Posted by Frederic D. Schwarz at 10:45 AM  EST

Lawrence Summers is not the first president of Harvard to get in trouble for making unguarded remarks. On Christmas night in 1922, President A. Lawrence Lowell was stuck in a Pullman car between Boston and New York. The train was delayed, so Lowell struck up a conversation with Victor Kramer, a 1918 Harvard graduate. Kramer, a Jew, asked Lowell about Harvard’s recent moves to restrict Jewish enrollment (see my blog entry that will shortly follow this one). This was a favorite subject for Lowell, a fervent assimilationist, and according to The New York Times, “So interested were the pair in the discussion that neither thought of dinner.” Several weeks later Kramer, the manager of a Bronx laundry, recounted the conversation at a meeting of a Jewish men’s club, saying (as the Times recorded his remarks):

“President Lowell takes full credit for the plan to limit the number of Jews in Harvard. It was his view that so long as the Jewish people desire to remain apart as a distinct entity in American life and not merge in a social way by intermarriage with the Gentiles, just so long will prejudice continue and grow even worse.

“President Lowell predicted that within twenty years we will see in the United States the same conditions that now exist in Central Europe, where blood is spilled as a result of anti-Semitism.

“The time will come, Dr. Lowell said--and he believed it would not take longer than a generation--when the Jew must be treated in the same way as the negro in the South and in many of the universities. Dr. Lowell’s advice was that the Jews drop their faith.

“The fact that the Jews no longer try to proselytize the Christians indicated, Dr. Lowell said, that they have outworn their religion and that it is no longer a necessary religion. We Jews must give up our peculiar practices, which have marked our religion these many centuries, and must leave aside our individuality if we want to be treated with equality in this country in the future, Dr. Lowell said.

“He also asserted that a Jew cannot be an American, for to be an American, in Dr. Lowell’s opinion, one must be that and nothing else. He said that Harvard is not the only university that is barring men of the Jewish faith, but that right here in New York, Columbia and New York University are gradually reducing their Jewish enrolment.
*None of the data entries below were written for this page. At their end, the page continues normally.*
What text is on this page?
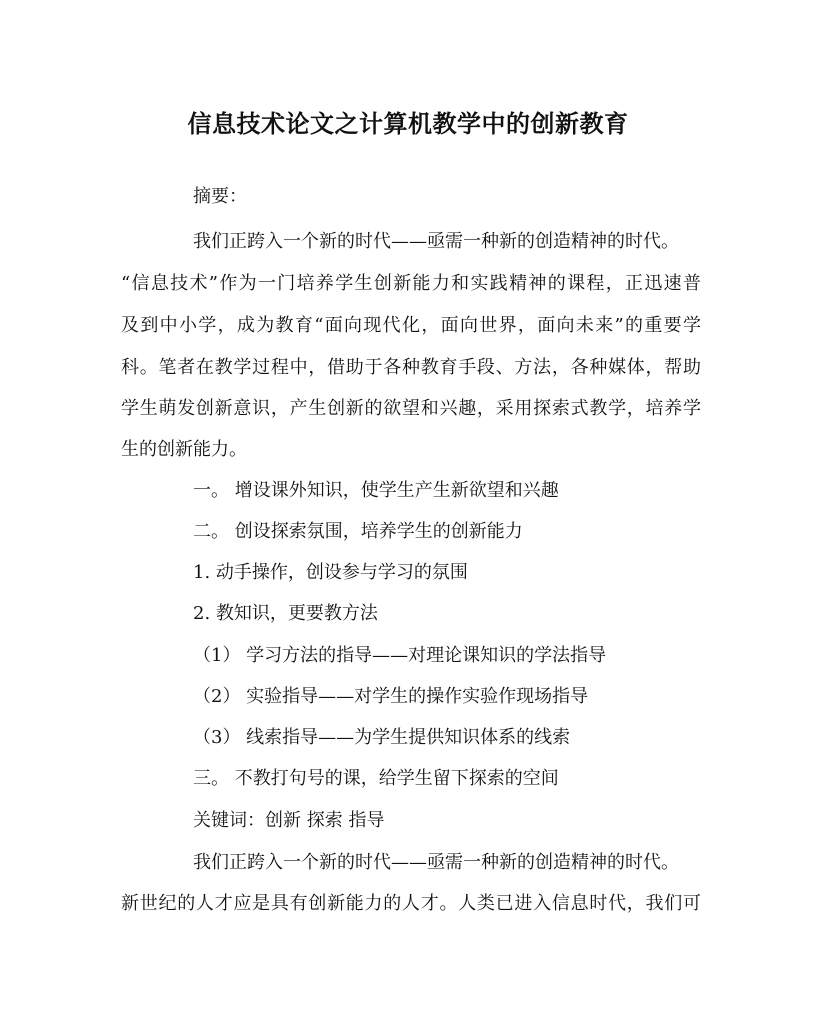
信息技术论文之计算机教学中的创新教育
摘要：
我们正跨入一个新的时代——亟需一种新的创造精神的时代。
“信息技术”作为一门培养学生创新能力和实践精神的课程，正迅速普
及到中小学，成为教育“面向现代化，面向世界，面向未来”的重要学
科。笔者在教学过程中，借助于各种教育手段、方法，各种媒体，帮助
学生萌发创新意识，产生创新的欲望和兴趣，采用探索式教学，培养学
生的创新能力。
一。 增设课外知识，使学生产生新欲望和兴趣
二。 创设探索氛围，培养学生的创新能力
1. 动手操作，创设参与学习的氛围
2. 教知识，更要教方法
（1） 学习方法的指导——对理论课知识的学法指导
（2） 实验指导——对学生的操作实验作现场指导
（3） 线索指导——为学生提供知识体系的线索
三。 不教打句号的课，给学生留下探索的空间
关键词：创新 探索 指导
我们正跨入一个新的时代——亟需一种新的创造精神的时代。
新世纪的人才应是具有创新能力的人才。人类已进入信息时代，我们可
He seemed to be delighted that, as he said, the Jewish enrolment at New York University has been reduced from 60 to 30 percent.”
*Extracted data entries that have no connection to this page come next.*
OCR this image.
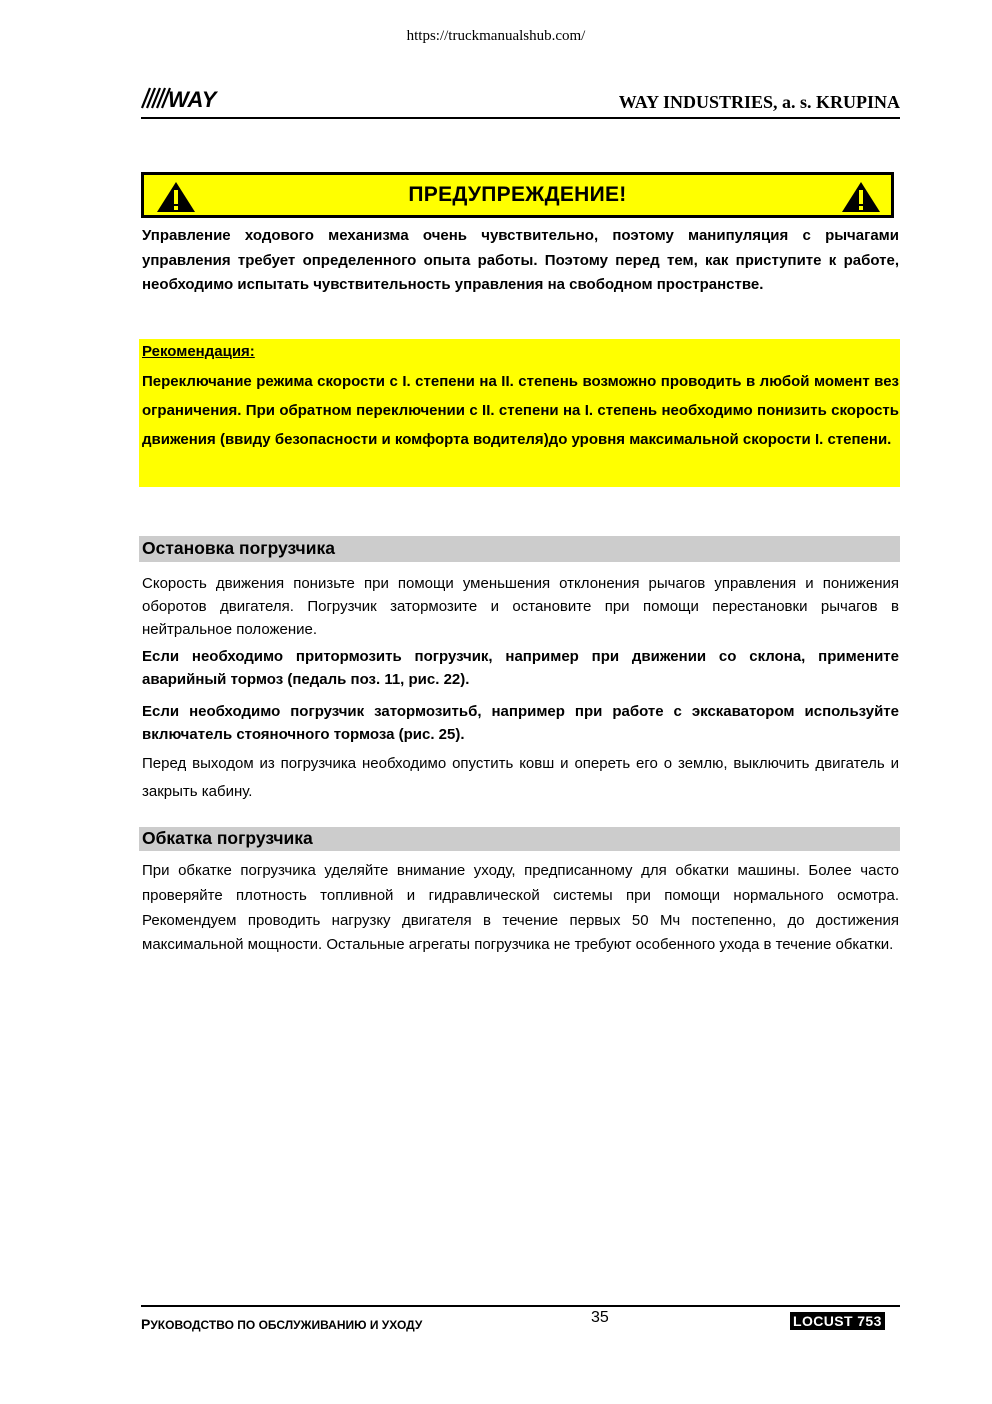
https://truckmanualshub.com/
WAY	WAY INDUSTRIES, a. s. KRUPINA
ПРЕДУПРЕЖДЕНИЕ!
Управление ходового механизма очень чувствительно, поэтому манипуляция с рычагами управления требует определенного опыта работы. Поэтому перед тем, как приступите к работе, необходимо испытать чувствительность управления на свободном пространстве.
Рекомендация:
Переключание режима скорости с I. степени на II. степень возможно проводить в любой момент вез ограничения. При обратном переключении с II. степени на I. степень необходимо понизить скорость движения (ввиду безопасности и комфорта водителя)до уровня максимальной скорости I. степени.
Остановка погрузчика
Скорость движения понизьте при помощи уменьшения отклонения рычагов управления и понижения оборотов двигателя. Погрузчик затормозите и остановите при помощи перестановки рычагов в нейтральное положение.
Если необходимо притормозить погрузчик, например при движении со склона, примените аварийный тормоз (педаль поз. 11, рис. 22).
Если необходимо погрузчик затормозитьб, например при работе с экскаватором используйте включатель стояночного тормоза (рис. 25).
Перед выходом из погрузчика необходимо опустить ковш и опереть его о землю, выключить двигатель и закрыть кабину.
Обкатка погрузчика
При обкатке погрузчика уделяйте внимание уходу, предписанному для обкатки машины. Более часто проверяйте плотность топливной и гидравлической системы при помощи нормального осмотра. Рекомендуем проводить нагрузку двигателя в течение первых 50 Мч постепенно, до достижения максимальной мощности. Остальные агрегаты погрузчика не требуют особенного ухода в течение обкатки.
РУКОВОДСТВО ПО ОБСЛУЖИВАНИЮ И УХОДУ	35	LOCUST 753
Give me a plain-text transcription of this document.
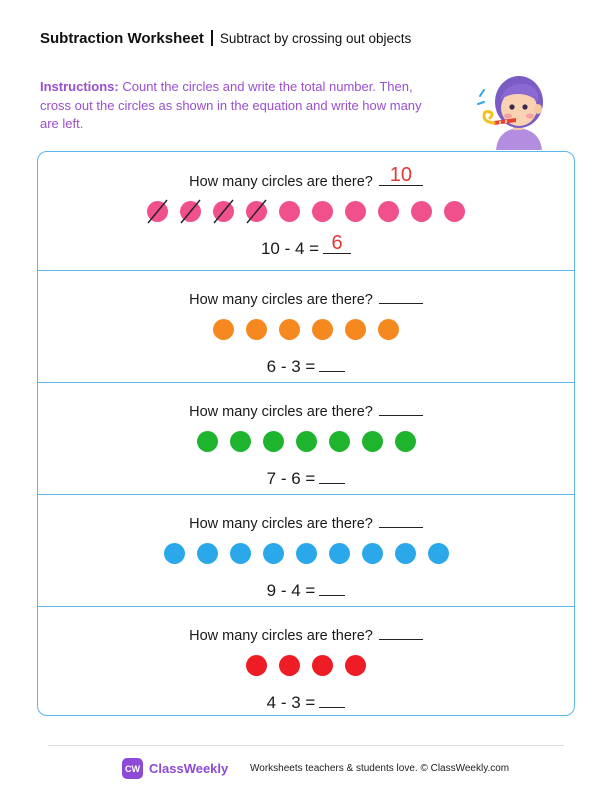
Subtraction Worksheet Subtract by crossing out objects
Instructions: Count the circles and write the total number. Then, cross out the circles as shown in the equation and write how many are left.
How many circles are there? 10
10 - 4 = 6
How many circles are there?
6 - 3 =
How many circles are there?
7 - 6 =
How many circles are there?
9 - 4 =
How many circles are there?
4 - 3 =
CW ClassWeekly Worksheets teachers & students love. © ClassWeekly.com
After the above story was published, Lowell said it had grossly misrepresented his views. Kramer stood by his account of the conversation. The president took some criticism, but since many of Harvard’s professors and alumni agreed with him, the controversy died down quickly. In April 1923 the university’s overseers banned racial or religious discrimination in admissions, and from then on, the college dealt with its “Jewish problem” by finding less obvious ways to enforce quotas.